Soy de los que opina que los problemas deben quedarse en el ámbito en el que se forman. Evidentemente, si es una cosa seria, por supuesto que trasciende a otras dimensiones de tu vida y el trabajo es una de ellas. Lo entiendo y acepto. Pero otro de mis «grandes» -sarcasmo- recuerdos de mi etapa consultora en Bilbao eran las tensiones entre los dos jefes en una oficina minúscula.

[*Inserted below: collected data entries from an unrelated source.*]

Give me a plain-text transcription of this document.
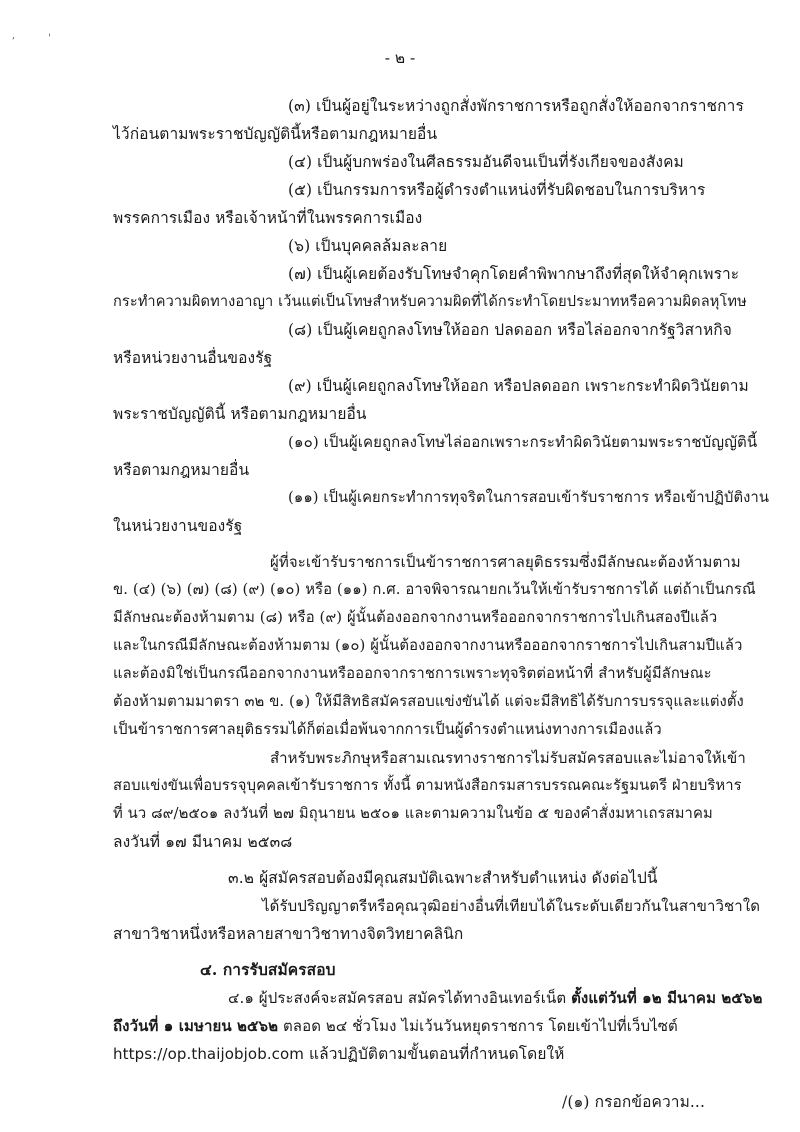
,	'
- ๒ -
(๓) เป็นผู้อยู่ในระหว่างถูกสั่งพักราชการหรือถูกสั่งให้ออกจากราชการ
ไว้ก่อนตามพระราชบัญญัตินี้หรือตามกฎหมายอื่น
(๔) เป็นผู้บกพร่องในศีลธรรมอันดีจนเป็นที่รังเกียจของสังคม
(๕) เป็นกรรมการหรือผู้ดำรงตำแหน่งที่รับผิดชอบในการบริหาร
พรรคการเมือง หรือเจ้าหน้าที่ในพรรคการเมือง
(๖) เป็นบุคคลล้มละลาย
(๗) เป็นผู้เคยต้องรับโทษจำคุกโดยคำพิพากษาถึงที่สุดให้จำคุกเพราะ
กระทำความผิดทางอาญา เว้นแต่เป็นโทษสำหรับความผิดที่ได้กระทำโดยประมาทหรือความผิดลหุโทษ
(๘) เป็นผู้เคยถูกลงโทษให้ออก ปลดออก หรือไล่ออกจากรัฐวิสาหกิจ
หรือหน่วยงานอื่นของรัฐ
(๙) เป็นผู้เคยถูกลงโทษให้ออก หรือปลดออก เพราะกระทำผิดวินัยตาม
พระราชบัญญัตินี้ หรือตามกฎหมายอื่น
(๑๐) เป็นผู้เคยถูกลงโทษไล่ออกเพราะกระทำผิดวินัยตามพระราชบัญญัตินี้
หรือตามกฎหมายอื่น
(๑๑) เป็นผู้เคยกระทำการทุจริตในการสอบเข้ารับราชการ หรือเข้าปฏิบัติงาน
ในหน่วยงานของรัฐ
ผู้ที่จะเข้ารับราชการเป็นข้าราชการศาลยุติธรรมซึ่งมีลักษณะต้องห้ามตาม
ข. (๔) (๖) (๗) (๘) (๙) (๑๐) หรือ (๑๑) ก.ศ. อาจพิจารณายกเว้นให้เข้ารับราชการได้ แต่ถ้าเป็นกรณี
มีลักษณะต้องห้ามตาม (๘) หรือ (๙) ผู้นั้นต้องออกจากงานหรือออกจากราชการไปเกินสองปีแล้ว
และในกรณีมีลักษณะต้องห้ามตาม (๑๐) ผู้นั้นต้องออกจากงานหรือออกจากราชการไปเกินสามปีแล้ว
และต้องมิใช่เป็นกรณีออกจากงานหรือออกจากราชการเพราะทุจริตต่อหน้าที่ สำหรับผู้มีลักษณะ
ต้องห้ามตามมาตรา ๓๒ ข. (๑) ให้มีสิทธิสมัครสอบแข่งขันได้ แต่จะมีสิทธิได้รับการบรรจุและแต่งตั้ง
เป็นข้าราชการศาลยุติธรรมได้ก็ต่อเมื่อพ้นจากการเป็นผู้ดำรงตำแหน่งทางการเมืองแล้ว
สำหรับพระภิกษุหรือสามเณรทางราชการไม่รับสมัครสอบและไม่อาจให้เข้า
สอบแข่งขันเพื่อบรรจุบุคคลเข้ารับราชการ ทั้งนี้ ตามหนังสือกรมสารบรรณคณะรัฐมนตรี ฝ่ายบริหาร
ที่ นว ๘๙/๒๕๐๑ ลงวันที่ ๒๗ มิถุนายน ๒๕๐๑ และตามความในข้อ ๕ ของคำสั่งมหาเถรสมาคม
ลงวันที่ ๑๗ มีนาคม ๒๕๓๘
๓.๒ ผู้สมัครสอบต้องมีคุณสมบัติเฉพาะสำหรับตำแหน่ง ดังต่อไปนี้
ได้รับปริญญาตรีหรือคุณวุฒิอย่างอื่นที่เทียบได้ในระดับเดียวกันในสาขาวิชาใด
สาขาวิชาหนึ่งหรือหลายสาขาวิชาทางจิตวิทยาคลินิก
๔. การรับสมัครสอบ
๔.๑ ผู้ประสงค์จะสมัครสอบ สมัครได้ทางอินเทอร์เน็ต ตั้งแต่วันที่ ๑๒ มีนาคม ๒๕๖๒
ถึงวันที่ ๑ เมษายน ๒๕๖๒ ตลอด ๒๔ ชั่วโมง ไม่เว้นวันหยุดราชการ โดยเข้าไปที่เว็บไซต์
https://op.thaijobjob.com แล้วปฏิบัติตามขั้นตอนที่กำหนดโดยให้
/(๑) กรอกข้อความ...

Tengo la teoría personal de que si voy a compartir ocho horas diarias de mi vida con alguien, es mejor llevarse bien. Cumplir con tu trabajo, ser eficiente, diligente e intentar no detener el trabajo de nadie por no hacer el tuyo. Si además, das siempre los buenos días y sacas un rato para tomar un café (o comer) con el resto de los compis es mi receta para no tener lios. Los primeros días tanteas hasta donde puedes llegar de confianza y cachondeo y luego ya puedes soltar un chiste, chascarrillo o comentario divertido para que las horas pasen en buena sintonía. Pero sin pasarse tampoco, que más vale caer en gracia que creerse gracioso.

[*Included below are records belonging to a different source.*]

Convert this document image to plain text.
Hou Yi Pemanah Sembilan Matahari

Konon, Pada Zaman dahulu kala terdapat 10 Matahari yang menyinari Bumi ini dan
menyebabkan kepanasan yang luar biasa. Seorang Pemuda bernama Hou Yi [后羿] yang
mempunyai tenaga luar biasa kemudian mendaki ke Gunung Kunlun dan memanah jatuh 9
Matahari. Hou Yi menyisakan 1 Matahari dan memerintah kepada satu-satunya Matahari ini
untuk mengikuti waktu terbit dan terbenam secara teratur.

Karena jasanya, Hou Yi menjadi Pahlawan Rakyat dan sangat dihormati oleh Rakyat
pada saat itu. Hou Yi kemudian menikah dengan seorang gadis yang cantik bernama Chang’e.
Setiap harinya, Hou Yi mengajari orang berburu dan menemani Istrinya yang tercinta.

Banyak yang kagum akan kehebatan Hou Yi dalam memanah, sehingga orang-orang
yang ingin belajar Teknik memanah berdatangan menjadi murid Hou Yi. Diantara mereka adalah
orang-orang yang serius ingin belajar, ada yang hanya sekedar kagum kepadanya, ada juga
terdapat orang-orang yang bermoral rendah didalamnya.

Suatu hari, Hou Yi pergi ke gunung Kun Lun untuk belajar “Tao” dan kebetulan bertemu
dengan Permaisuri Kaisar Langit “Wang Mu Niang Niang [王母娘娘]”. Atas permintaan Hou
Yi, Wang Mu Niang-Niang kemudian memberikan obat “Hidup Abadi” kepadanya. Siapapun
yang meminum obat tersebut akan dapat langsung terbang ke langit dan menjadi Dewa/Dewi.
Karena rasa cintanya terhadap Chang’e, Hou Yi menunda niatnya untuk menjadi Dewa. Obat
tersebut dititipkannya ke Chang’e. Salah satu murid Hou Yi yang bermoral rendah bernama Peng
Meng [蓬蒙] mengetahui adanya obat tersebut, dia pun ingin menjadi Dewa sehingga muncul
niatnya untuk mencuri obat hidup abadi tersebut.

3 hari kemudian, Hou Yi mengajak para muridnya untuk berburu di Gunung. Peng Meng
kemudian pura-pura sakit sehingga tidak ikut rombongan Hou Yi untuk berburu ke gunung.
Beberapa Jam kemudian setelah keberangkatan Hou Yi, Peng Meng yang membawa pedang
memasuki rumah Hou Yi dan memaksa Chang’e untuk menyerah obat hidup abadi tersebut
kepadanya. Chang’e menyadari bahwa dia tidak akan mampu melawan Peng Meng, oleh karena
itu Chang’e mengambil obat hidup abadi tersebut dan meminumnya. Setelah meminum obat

Bueno, esta ha sido mi tendencia personal desde que tengo uso de razón laboral. En la universidad, en zassh, en la consultora, dando clases, en mi desempeño actual… Pero nunca, nunca, nunca pude entender el mecanismo que regía los impulsos de mis jefes de Bilbao. Un bajo axfisiante, cuatro-cinco personas, miradas asesinas entre los dos jefes cuando había buen día entre los demás habitantes…. Cosa divertida, porque igual el día que tú tenías el nubarrón encima de tu cabeza, uno de ellos (el de función más comercial) igual te venía haciendo coñitas, que maldita la gracia que hace tener que tragarte las amenazas de cortarle el cuello y dejarme trabajar en paz.
Pero con quien no podía era con el otro. Mi directo superior. La única persona capaz de joderme el día a las ocho y media de la mañana con su email de tareas. Llamadme idiota, pero es que yo siempre salía de casa con una sonrisa. Cosa que se jodía, como he dicho, al abrir el correo al sentarme delante del ordenador, se animaba un poco a lo largo de la mañana mientras comentaba la vida con el otro currito, se volvía perfecta cuando salía a tomarme un café a las once con las chicas de la oficina de arriba, nos contabamos nuestras miserias y nos consolabamos y se volvía indiferencia (cuando no mala leche directamente) hasta la hora de salir.
Y más de una vez, mi señora madre, al verme llegar de malísima hostia a la hora de comer, me decía que debía buscarme otro puesto de trabajo, que me estaba afectando. Y lo mismo mis queridos compañeros de cervezas de Amigos PCi, quienes una vez a la semana o cada 15 días me veían y me llamaban de todo por seguir quemado y amargado. Y ese era mi problema. Que pensaba que al día siguiente algo cambiaría.
Así llegué hasta el día en el que decidí irme. Un día como otro cualquiera. En el que en el famoso email encontré una cosa que necesitaba explicación. No porque no supiese lo que se me pedía, sino porque lo que se me pedía me parecía, hablando mal y pronto, una soberana y profunda gilipollez. Y tras diez minutos de pegarme contra un muro al intentar entender qué le pasaba a mi jefe por la neurona, solo se me ocurrió decir:
Pues me parece una chorrada y no entiendo porqué debo hacerlo.
Pues lo vas a hacer por cojones.
Y algo se rompió. La gota que colmó el vaso. Agaché la cabeza, hice lo que se me pidió, salí del curro, llegué a casa, comí y me puse a buscar trabajo. Comprendí que si para mi empleador no soy más que un chimpancé que aprieta las teclas adecuadas en los momentos oportunos, mis esfuerzos por crear buen ambiente en la oficina me los llevo a otra parte. Las cosas no se hacen por cojones. Si tienes problemas y te los llevas al curro, para darme esa contestación te buscas a otro, que yo no tengo la culpa de nada.